Le cardinal Louis d’Aragon, fils du roi de Naples Ferdinand Ier et petit-fils, par sa mère, du comte Antonio de Vintimille, avait été nommé par le pape Alexandre VI administrateur de plusieurs diocèses du sud de l’Italie et de l’Espagne. Il voyageait donc beaucoup. En 1517, allant rencontrer le roi d’Espagne Charles Quint, âgé d’à peine 17 ans, il passa par Monaco. Cet État n’était pas encore une principauté mais une seigneurie. Le cardinal Louis d’Aragon laissa un témoignage de son passage sur ces rivages dans un récit écrit par son secrétaire, Don Antonio.

En novembre 1517

Le cardinal, qui ne se déplaçait qu’avec une escorte considérable (lire encadré), arriva en novembre 1517 dans la région. Après avoir effectué un pèlerinage à la Sainte-Baume, il fut reçu à Cannes par l'évêque de Grasse, abbé de Saint-Honorat de Lérins, qui n’était autre qu’Augustin Grimaldi, frère du seigneur Lucien de Monaco.

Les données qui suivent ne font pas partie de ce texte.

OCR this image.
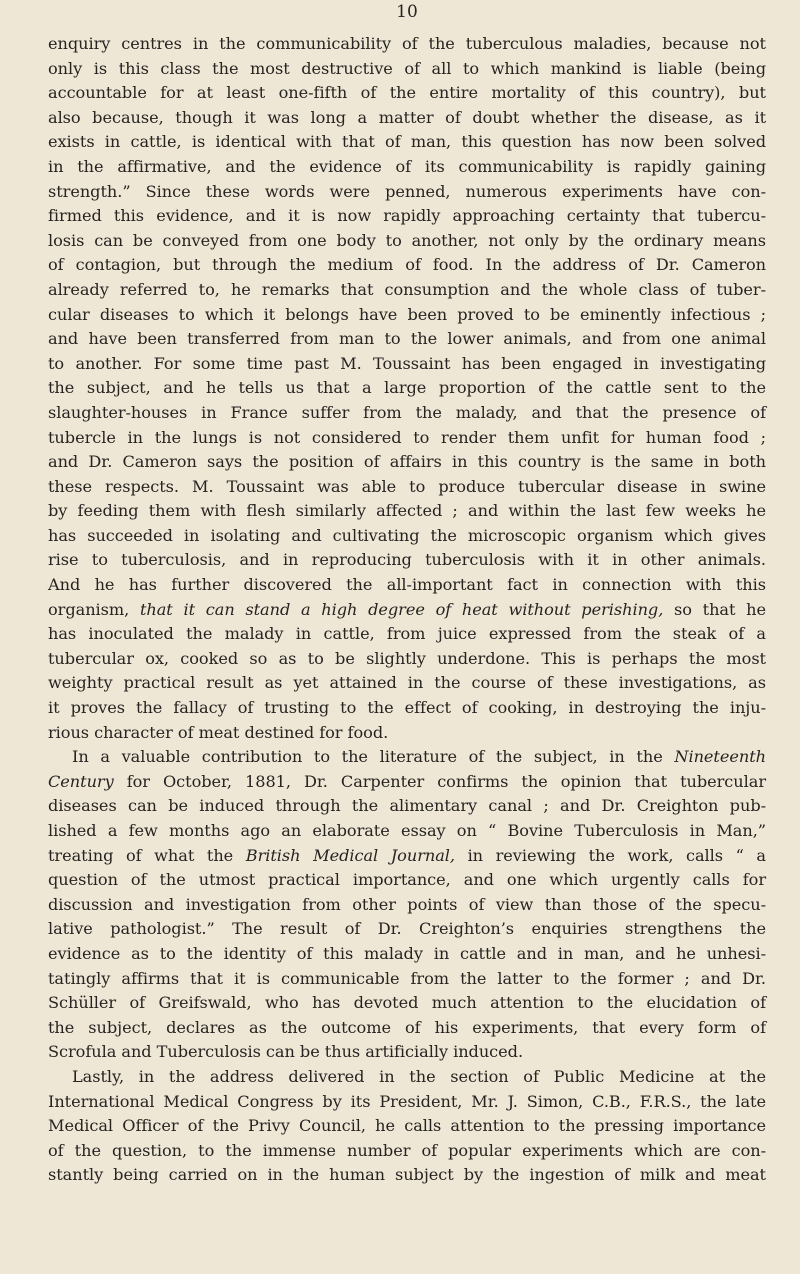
10
enquiry centres in the communicability of the tuberculous maladies, because not
only is this class the most destructive of all to which mankind is liable (being
accountable for at least one-fifth of the entire mortality of this country), but
also because, though it was long a matter of doubt whether the disease, as it
exists in cattle, is identical with that of man, this question has now been solved
in the affirmative, and the evidence of its communicability is rapidly gaining
strength.” Since these words were penned, numerous experiments have con-
firmed this evidence, and it is now rapidly approaching certainty that tubercu-
losis can be conveyed from one body to another, not only by the ordinary means
of contagion, but through the medium of food. In the address of Dr. Cameron
already referred to, he remarks that consumption and the whole class of tuber-
cular diseases to which it belongs have been proved to be eminently infectious ;
and have been transferred from man to the lower animals, and from one animal
to another. For some time past M. Toussaint has been engaged in investigating
the subject, and he tells us that a large proportion of the cattle sent to the
slaughter-houses in France suffer from the malady, and that the presence of
tubercle in the lungs is not considered to render them unfit for human food ;
and Dr. Cameron says the position of affairs in this country is the same in both
these respects. M. Toussaint was able to produce tubercular disease in swine
by feeding them with flesh similarly affected ; and within the last few weeks he
has succeeded in isolating and cultivating the microscopic organism which gives
rise to tuberculosis, and in reproducing tuberculosis with it in other animals.
And he has further discovered the all-important fact in connection with this
organism, that it can stand a high degree of heat without perishing, so that he
has inoculated the malady in cattle, from juice expressed from the steak of a
tubercular ox, cooked so as to be slightly underdone. This is perhaps the most
weighty practical result as yet attained in the course of these investigations, as
it proves the fallacy of trusting to the effect of cooking, in destroying the inju-
rious character of meat destined for food.
In a valuable contribution to the literature of the subject, in the Nineteenth
Century for October, 1881, Dr. Carpenter confirms the opinion that tubercular
diseases can be induced through the alimentary canal ; and Dr. Creighton pub-
lished a few months ago an elaborate essay on “ Bovine Tuberculosis in Man,”
treating of what the British Medical Journal, in reviewing the work, calls “ a
question of the utmost practical importance, and one which urgently calls for
discussion and investigation from other points of view than those of the specu-
lative pathologist.” The result of Dr. Creighton’s enquiries strengthens the
evidence as to the identity of this malady in cattle and in man, and he unhesi-
tatingly affirms that it is communicable from the latter to the former ; and Dr.
Schüller of Greifswald, who has devoted much attention to the elucidation of
the subject, declares as the outcome of his experiments, that every form of
Scrofula and Tuberculosis can be thus artificially induced.
Lastly, in the address delivered in the section of Public Medicine at the
International Medical Congress by its President, Mr. J. Simon, C.B., F.R.S., the late
Medical Officer of the Privy Council, he calls attention to the pressing importance
of the question, to the immense number of popular experiments which are con-
stantly being carried on in the human subject by the ingestion of milk and meat
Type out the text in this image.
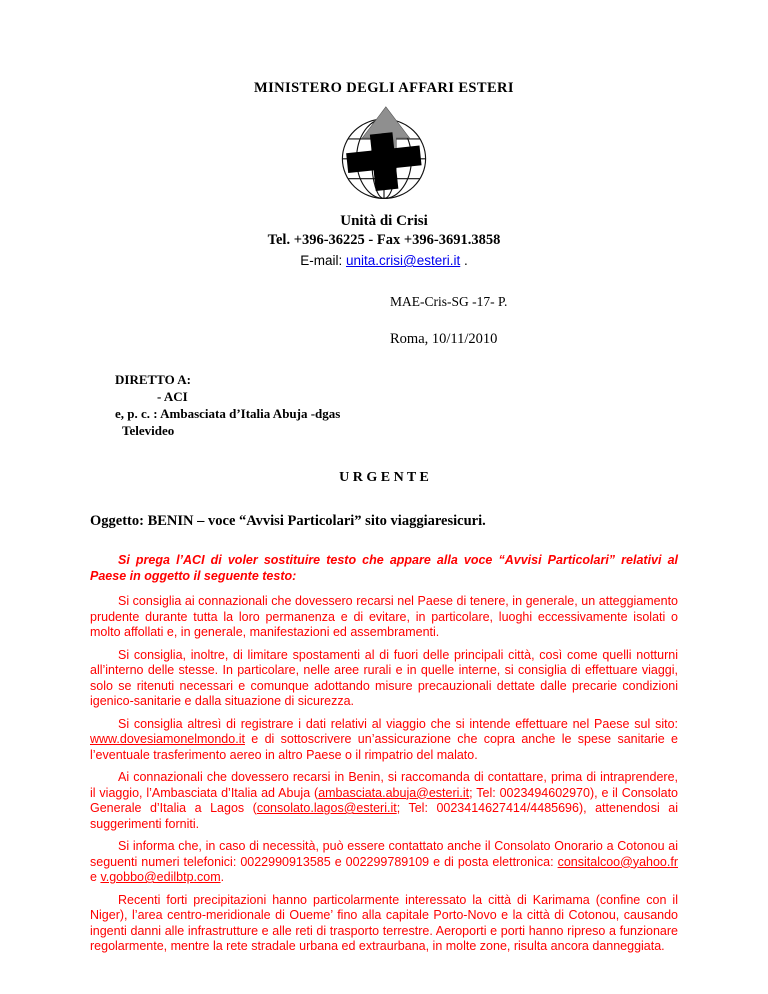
MINISTERO DEGLI AFFARI ESTERI
Unità di Crisi
Tel. +396-36225 - Fax +396-3691.3858
E-mail: unita.crisi@esteri.it .
MAE-Cris-SG -17- P.
Roma, 10/11/2010
DIRETTO A:
- ACI
e, p. c. : Ambasciata d’Italia Abuja -dgas
Televideo
U R G E N T E
Oggetto: BENIN – voce “Avvisi Particolari” sito viaggiaresicuri.

Si prega l’ACI di voler sostituire testo che appare alla voce “Avvisi Particolari” relativi al Paese in oggetto il seguente testo:

Si consiglia ai connazionali che dovessero recarsi nel Paese di tenere, in generale, un atteggiamento prudente durante tutta la loro permanenza e di evitare, in particolare, luoghi eccessivamente isolati o molto affollati e, in generale, manifestazioni ed assembramenti.

Si consiglia, inoltre, di limitare spostamenti al di fuori delle principali città, così come quelli notturni all’interno delle stesse. In particolare, nelle aree rurali e in quelle interne, si consiglia di effettuare viaggi, solo se ritenuti necessari e comunque adottando misure precauzionali dettate dalle precarie condizioni igenico-sanitarie e dalla situazione di sicurezza.

Si consiglia altresì di registrare i dati relativi al viaggio che si intende effettuare nel Paese sul sito: www.dovesiamonelmondo.it e di sottoscrivere un’assicurazione che copra anche le spese sanitarie e l’eventuale trasferimento aereo in altro Paese o il rimpatrio del malato.

Ai connazionali che dovessero recarsi in Benin, si raccomanda di contattare, prima di intraprendere, il viaggio, l’Ambasciata d’Italia ad Abuja (ambasciata.abuja@esteri.it; Tel: 0023494602970), e il Consolato Generale d’Italia a Lagos (consolato.lagos@esteri.it; Tel: 0023414627414/4485696), attenendosi ai suggerimenti forniti.

Si informa che, in caso di necessità, può essere contattato anche il Consolato Onorario a Cotonou ai seguenti numeri telefonici: 0022990913585 e 002299789109 e di posta elettronica: consitalcoo@yahoo.fr e v.gobbo@edilbtp.com.

Recenti forti precipitazioni hanno particolarmente interessato la città di Karimama (confine con il Niger), l’area centro-meridionale di Oueme’ fino alla capitale Porto-Novo e la città di Cotonou, causando ingenti danni alle infrastrutture e alle reti di trasporto terrestre. Aeroporti e porti hanno ripreso a funzionare regolarmente, mentre la rete stradale urbana ed extraurbana, in molte zone, risulta ancora danneggiata.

Extrait du récit du cardinal (publié dans le Journal de Monaco du 16 mars 1915): "Cannes, où Monseigneur l'évêque de Grasse nous accueillit très aimablement et où nous fîmes très bonne et abondante chère, avec force gros et excellents poissons, appartient à l'abbaye de Sa Seigneurie appelée Saint-Honorat… L'évêque y demeure tout le carême et ordinairement la plus grande partie de l'avent et la vigile de chaque saint. En bon religieux, il jeûne tous ces jours-là. Le 29 novembre (1517), de Cannes, nous sommes allés avec Monseigneur Grimaldi déjeuner à Antibes, qui est éloignée de deux lieues. Dans cette ville, qui est très jolie et abonde en excellent muscat, nous fûmes fort aimablement reçus par le neveu de Monseigneur de Grasse qui en est seigneur. D'Antibes nous allâmes avec Monseigneur l'évêque de Grasse et son neveu, très gentil jeune homme d'environ vingt ans, dont la femme très belle et gracieuse se montre peu, dîner à Nice, qui se trouve à trois lieues. Une lieue avant d'arriver, nous avons passé à gué, bien qu'il y eût une barque, une rivière: le Var, qui sépare l'Italie de la France, ou plutôt de la Provence..."

Un beau château fort

Puis c’est l’arrivée à Monaco: "Monaco est à neuf milles de Nice, par une route si uniformément mauvaise qu'on n'y trouve pas une palme de bon chemin, tout est en montées escarpées. Sur toute cette route de Nice à Monaco, on voit au flanc des montagnes descendant jusqu'à l'eau une quantité de caroubiers et quelques oliviers. Monaco, ville qui appartient au frère de l'évêque de Grasse, est située sur une petite colline en promontoire, arrondie et peu élevée; elle se trouve ainsi presque entièrement dans la mer. La ville occupe tout le plateau, ses murailles très fortes, bien comprises et admirablement pourvues d'artillerie, entourent tout le mont. À la porte par où l'on entre, car il n'y en a qu'une, se trouve un beau château fort, muni d'habitations nombreuses et commodes; on a pratiqué dans la pierre trois ou quatre ouvertures tout exprès pour faire manœuvrer l'artillerie sans craindre de nuire aux habitants. De sorte que, tant pour l'emplacement que pour les fortifications du château et les murs de la ville, que pour l'importance de l'artillerie, le nombre des couleuvrines, des canons et fauconneaux, tous de bronze, le bon ordre et la bonne garde qu'y tient son seigneur, Monaco est réputée très forte. Il y a déjà plusieurs années, alors qu'elle n'était pas encore aussi fortifiée, elle fut attaquée par les Génois, et bien qu'ils fussent très nombreux, ils furent taillés en pièces et ruinés par le seigneur de la ville. Dans la garde du château est compris l'armement d'un petit navire très solide, chargé d'aller au-devant de tous les vaisseaux, jaugeant huit cents tonnes au moins, qui passent au large, venant d'Occident, afin de leur faire payer le droit de deux pour cent qui revient au seigneur de Monaco. Ce seigneur, qui est son maître absolu, ne dépendant d'aucun prince, fit de grandes amitiés au cardinal et à nous tous et nous fit faire très bonne chère…"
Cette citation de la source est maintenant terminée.